There’s a certain irony in a leading architect of the Reagan buildup arguing for efficiency in defense procurement, and at times Lehman sounded as if he were refighting the battle he and Defense Secretary Caspar Weinberger lost over the 1986 Goldwater-Nichols Act. Lehman and the traditionally independent-minded Navy were particularly resistant to the centralization of authority in the Office of the Secretary of Defense and the Joint Staff, which Lehman sees as costly bloat.

“It’s much more in the independent agencies and OSD than in any of the services,” Lehman said of the overhead and inefficiency in the procurement system. “A huge mistake made by Congress in passing the Goldwater-Nichols Act 30 years ago was to take the Chief of Naval Operations and all the service chiefs out of procurement.”

“Power has been drawn up into OSD and independent agencies and into the joint requirements offices,” he said. “It’s like swimming in treacle because you have all this oversight… [but] nobody’s in charge.”

“It really gets down to accountability,” agreed Roughead, “and I really do believe it is at the service chief level where you set a requirement and that service chief is responsible.”

That said, holding service officials and program managers responsible for the success or failure of procurements does not require a risk-averse approach with zero tolerance for trial and error, Roughead said. Indeed, Congress or the Pentagon often compound a program’s problems by layering on more oversight and more requirements after every shortfall, cures that are often worse than the disease.

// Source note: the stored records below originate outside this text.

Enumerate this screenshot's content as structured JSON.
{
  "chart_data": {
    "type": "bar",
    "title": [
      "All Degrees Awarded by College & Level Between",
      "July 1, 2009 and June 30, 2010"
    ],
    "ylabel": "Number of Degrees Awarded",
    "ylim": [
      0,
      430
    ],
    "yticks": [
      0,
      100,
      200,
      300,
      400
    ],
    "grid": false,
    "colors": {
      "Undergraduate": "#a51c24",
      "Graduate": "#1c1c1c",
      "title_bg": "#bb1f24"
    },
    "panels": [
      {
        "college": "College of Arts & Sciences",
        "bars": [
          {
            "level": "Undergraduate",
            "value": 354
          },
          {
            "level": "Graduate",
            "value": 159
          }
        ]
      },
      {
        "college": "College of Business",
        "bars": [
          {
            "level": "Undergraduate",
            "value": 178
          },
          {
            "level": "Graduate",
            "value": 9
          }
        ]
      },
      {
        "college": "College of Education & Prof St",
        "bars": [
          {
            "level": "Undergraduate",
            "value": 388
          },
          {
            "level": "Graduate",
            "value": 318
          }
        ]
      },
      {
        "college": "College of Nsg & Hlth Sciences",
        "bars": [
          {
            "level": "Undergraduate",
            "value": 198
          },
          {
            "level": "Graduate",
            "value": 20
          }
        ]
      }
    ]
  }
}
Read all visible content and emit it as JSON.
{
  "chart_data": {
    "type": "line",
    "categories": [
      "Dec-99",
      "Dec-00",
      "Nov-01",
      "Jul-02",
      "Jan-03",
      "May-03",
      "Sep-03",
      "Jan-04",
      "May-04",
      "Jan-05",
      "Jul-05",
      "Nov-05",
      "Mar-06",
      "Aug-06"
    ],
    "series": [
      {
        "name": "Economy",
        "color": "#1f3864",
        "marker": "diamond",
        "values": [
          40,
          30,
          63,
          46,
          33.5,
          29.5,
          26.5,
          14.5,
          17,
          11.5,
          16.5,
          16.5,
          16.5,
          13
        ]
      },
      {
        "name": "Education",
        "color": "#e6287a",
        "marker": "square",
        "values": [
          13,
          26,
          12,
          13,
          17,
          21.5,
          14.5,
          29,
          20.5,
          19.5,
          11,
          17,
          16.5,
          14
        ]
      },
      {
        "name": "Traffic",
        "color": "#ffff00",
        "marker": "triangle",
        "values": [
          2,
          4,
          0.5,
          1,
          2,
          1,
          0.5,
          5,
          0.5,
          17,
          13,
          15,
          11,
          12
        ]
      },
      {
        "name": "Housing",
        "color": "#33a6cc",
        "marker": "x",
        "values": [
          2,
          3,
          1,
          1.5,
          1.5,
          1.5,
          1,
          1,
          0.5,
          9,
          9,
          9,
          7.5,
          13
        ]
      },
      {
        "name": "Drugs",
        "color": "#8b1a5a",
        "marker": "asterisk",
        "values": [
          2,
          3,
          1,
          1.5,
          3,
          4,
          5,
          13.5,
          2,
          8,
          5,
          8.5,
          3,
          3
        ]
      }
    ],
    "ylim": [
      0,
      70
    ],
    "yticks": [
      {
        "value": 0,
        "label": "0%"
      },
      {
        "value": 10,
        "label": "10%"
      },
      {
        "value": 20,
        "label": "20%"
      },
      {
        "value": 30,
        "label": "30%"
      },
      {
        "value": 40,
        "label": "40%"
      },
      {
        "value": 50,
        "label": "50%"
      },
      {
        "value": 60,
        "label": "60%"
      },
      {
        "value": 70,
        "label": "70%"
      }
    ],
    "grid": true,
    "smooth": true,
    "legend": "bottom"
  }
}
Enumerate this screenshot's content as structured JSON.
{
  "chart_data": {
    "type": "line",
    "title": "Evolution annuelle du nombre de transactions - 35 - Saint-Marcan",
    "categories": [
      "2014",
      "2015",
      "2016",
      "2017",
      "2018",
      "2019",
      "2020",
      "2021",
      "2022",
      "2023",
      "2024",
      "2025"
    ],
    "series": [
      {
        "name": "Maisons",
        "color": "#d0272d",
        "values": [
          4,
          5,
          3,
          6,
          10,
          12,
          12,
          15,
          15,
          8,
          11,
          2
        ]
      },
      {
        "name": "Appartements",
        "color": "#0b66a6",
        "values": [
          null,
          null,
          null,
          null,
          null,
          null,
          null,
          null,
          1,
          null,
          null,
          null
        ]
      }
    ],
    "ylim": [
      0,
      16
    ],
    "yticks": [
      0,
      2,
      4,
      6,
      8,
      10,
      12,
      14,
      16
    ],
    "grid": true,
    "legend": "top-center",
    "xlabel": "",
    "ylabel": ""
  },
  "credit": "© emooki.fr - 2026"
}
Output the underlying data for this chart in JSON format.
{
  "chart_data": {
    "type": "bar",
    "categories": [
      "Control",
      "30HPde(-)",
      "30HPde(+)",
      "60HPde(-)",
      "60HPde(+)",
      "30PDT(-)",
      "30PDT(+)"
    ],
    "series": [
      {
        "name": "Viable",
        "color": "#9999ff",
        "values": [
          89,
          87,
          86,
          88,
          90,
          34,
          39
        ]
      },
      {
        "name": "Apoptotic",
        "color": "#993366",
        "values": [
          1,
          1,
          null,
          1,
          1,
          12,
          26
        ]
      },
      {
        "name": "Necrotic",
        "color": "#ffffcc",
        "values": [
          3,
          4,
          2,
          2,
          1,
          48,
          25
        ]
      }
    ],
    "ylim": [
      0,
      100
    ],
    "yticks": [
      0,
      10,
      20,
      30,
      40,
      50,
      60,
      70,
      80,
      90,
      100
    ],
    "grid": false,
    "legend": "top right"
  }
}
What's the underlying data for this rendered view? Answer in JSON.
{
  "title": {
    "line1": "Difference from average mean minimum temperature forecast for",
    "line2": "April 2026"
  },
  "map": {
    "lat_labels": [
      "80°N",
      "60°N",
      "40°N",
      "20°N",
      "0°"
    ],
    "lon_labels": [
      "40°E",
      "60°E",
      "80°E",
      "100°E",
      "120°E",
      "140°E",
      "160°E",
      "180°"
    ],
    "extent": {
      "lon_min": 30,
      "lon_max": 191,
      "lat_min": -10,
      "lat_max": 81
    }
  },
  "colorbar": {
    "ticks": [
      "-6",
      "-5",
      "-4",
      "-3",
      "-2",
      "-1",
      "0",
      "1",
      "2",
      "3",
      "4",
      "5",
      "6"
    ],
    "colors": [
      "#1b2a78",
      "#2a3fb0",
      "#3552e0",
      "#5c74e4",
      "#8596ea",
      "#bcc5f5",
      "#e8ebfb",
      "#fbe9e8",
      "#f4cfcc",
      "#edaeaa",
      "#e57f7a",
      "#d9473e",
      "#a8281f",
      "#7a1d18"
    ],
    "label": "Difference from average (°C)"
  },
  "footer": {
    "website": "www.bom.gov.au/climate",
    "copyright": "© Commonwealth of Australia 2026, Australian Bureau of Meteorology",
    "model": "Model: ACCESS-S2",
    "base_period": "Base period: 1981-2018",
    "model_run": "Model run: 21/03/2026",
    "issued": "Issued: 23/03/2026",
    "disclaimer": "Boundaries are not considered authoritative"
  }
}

“Failure in test is not failure of a program. We need to be able to not add more requirements because something did not quite perform as we anticipated,” Roughead said. “Making progress sometimes involves having a failure or two along the way.”

The subcommittee spent some time on the perennial favorite topic of seapower advocates, the number of warships in the fleet, but the two witnesses were refreshingly dismissive of the bean-counting game.

“It is not just numbers,” Lehman said, but rather “the larger picture of naval requirements.”

“It’s not just a question of where you want to be but what the mix is,” agreed Roughead, and how that mix of ships matches the missions. “We could drive to a high number if we just built a bunch of LCS’s [Littoral Combat Ships] but that’s not going to meet the nation’s need.” The Navy needs the right number and types of ships to respond to the unfreezing of the Arctic Ocean, new tensions between China and its Pacific neighbors, abiding instability in the Persian Gulf, and ongoing aftershocks of the Arab Spring in the Mediterranean. “We have been able in recent years to essentially be absent in the Mediterranean,” Roughead emphasized, but that can’t last.

Ship numbers, types, and budgets all have to be driven by some underlying strategy, Lehman said. Unfortunately, he went on, “there is not a coherent strategy coming from this administration — and, I must say, the last administration.”